Vancomycin is a macrolide antibiotic. It is used for Clostridium difficile and MRSA. It is important to monitor the client’s hearing with this drug due to its potential for ototoxicity.
Vancomycin is a macrolide antibiotic given intravenously. It should be given slowly because if infused too quickly, the client can develop red man syndrome. It is used as an alternative drug in clients who are allergic to penicillins and cephalosporins.

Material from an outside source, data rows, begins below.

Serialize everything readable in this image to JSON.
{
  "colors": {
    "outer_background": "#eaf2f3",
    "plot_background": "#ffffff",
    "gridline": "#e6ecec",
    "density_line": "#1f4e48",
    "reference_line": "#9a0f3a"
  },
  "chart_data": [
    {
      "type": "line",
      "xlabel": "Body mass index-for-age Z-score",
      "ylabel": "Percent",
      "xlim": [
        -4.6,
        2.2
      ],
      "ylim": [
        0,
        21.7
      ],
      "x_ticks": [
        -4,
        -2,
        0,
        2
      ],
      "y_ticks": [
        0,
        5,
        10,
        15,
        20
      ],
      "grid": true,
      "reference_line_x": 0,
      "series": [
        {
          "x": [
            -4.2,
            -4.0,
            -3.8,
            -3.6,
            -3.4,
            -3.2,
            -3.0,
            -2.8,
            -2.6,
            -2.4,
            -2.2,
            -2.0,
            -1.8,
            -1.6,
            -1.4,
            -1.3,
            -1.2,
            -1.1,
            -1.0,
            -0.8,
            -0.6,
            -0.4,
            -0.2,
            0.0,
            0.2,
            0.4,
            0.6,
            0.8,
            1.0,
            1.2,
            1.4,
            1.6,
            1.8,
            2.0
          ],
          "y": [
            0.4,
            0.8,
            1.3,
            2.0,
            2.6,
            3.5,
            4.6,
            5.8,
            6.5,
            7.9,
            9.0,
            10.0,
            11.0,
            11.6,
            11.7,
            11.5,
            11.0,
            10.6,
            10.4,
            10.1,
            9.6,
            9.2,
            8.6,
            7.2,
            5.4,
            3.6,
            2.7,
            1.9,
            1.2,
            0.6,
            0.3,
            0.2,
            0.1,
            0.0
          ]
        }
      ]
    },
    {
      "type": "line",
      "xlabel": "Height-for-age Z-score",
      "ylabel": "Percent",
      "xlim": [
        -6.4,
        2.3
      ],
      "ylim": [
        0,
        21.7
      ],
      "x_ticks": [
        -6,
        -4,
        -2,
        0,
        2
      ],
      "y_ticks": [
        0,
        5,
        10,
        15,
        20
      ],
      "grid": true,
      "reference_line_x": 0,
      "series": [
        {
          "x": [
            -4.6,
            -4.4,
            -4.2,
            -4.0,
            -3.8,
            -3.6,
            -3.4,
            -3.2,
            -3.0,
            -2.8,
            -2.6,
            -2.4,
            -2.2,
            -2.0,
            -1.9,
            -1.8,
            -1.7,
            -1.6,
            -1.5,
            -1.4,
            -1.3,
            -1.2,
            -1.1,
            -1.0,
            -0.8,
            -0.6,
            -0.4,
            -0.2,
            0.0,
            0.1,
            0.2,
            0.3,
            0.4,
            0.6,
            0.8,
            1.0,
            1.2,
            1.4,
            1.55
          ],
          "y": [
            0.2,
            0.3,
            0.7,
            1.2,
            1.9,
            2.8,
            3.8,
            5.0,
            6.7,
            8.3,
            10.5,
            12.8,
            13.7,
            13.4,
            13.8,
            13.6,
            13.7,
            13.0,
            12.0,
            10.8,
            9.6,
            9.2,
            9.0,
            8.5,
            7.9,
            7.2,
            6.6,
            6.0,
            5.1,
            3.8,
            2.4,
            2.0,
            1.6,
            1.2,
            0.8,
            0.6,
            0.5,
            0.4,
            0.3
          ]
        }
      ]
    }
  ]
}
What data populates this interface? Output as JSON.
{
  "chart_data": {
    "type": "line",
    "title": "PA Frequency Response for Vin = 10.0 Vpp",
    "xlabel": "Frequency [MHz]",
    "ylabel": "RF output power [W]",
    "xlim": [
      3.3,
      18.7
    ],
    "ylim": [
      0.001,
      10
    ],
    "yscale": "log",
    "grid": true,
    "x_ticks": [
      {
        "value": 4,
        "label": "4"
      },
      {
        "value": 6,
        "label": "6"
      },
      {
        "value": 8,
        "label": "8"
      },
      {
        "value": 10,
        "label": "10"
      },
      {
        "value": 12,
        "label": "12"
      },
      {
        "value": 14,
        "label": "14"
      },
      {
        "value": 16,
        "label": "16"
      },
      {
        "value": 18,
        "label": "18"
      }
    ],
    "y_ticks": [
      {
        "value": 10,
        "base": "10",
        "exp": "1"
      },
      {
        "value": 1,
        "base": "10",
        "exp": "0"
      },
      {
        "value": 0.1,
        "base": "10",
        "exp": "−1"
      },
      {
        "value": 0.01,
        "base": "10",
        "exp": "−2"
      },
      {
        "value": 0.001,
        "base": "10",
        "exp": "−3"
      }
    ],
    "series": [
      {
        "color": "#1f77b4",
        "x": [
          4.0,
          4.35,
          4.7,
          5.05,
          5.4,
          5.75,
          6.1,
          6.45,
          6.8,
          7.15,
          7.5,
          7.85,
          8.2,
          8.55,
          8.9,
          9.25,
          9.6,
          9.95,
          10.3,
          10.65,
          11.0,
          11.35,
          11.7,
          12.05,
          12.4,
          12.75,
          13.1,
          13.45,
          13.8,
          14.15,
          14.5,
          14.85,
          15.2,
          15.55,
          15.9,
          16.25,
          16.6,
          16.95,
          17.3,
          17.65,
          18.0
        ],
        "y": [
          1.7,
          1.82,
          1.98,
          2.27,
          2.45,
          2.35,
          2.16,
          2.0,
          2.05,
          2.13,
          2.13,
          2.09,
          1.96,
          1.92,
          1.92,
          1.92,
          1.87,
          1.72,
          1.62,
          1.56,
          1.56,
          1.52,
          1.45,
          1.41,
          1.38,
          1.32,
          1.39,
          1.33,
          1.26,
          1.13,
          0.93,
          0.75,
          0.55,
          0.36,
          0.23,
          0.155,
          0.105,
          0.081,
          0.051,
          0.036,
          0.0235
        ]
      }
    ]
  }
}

It has many interactions and clients should be monitored closely. Interactions include anticoagulants, anesthetics, anticonvulsants, and corticosteroids. The PT/INR should be monitored as well. It should be used with caution in clients with kidney problems. Toxins that accumulate in the body from kidney issues can damage the nerves in the inner ear, resulting in ototoxicity.
Test Taking Tip
Remember this mnemonic for vancomycin: FONT: Flushing, ototoxicity, nephrotoxicity, thrombophlebitis.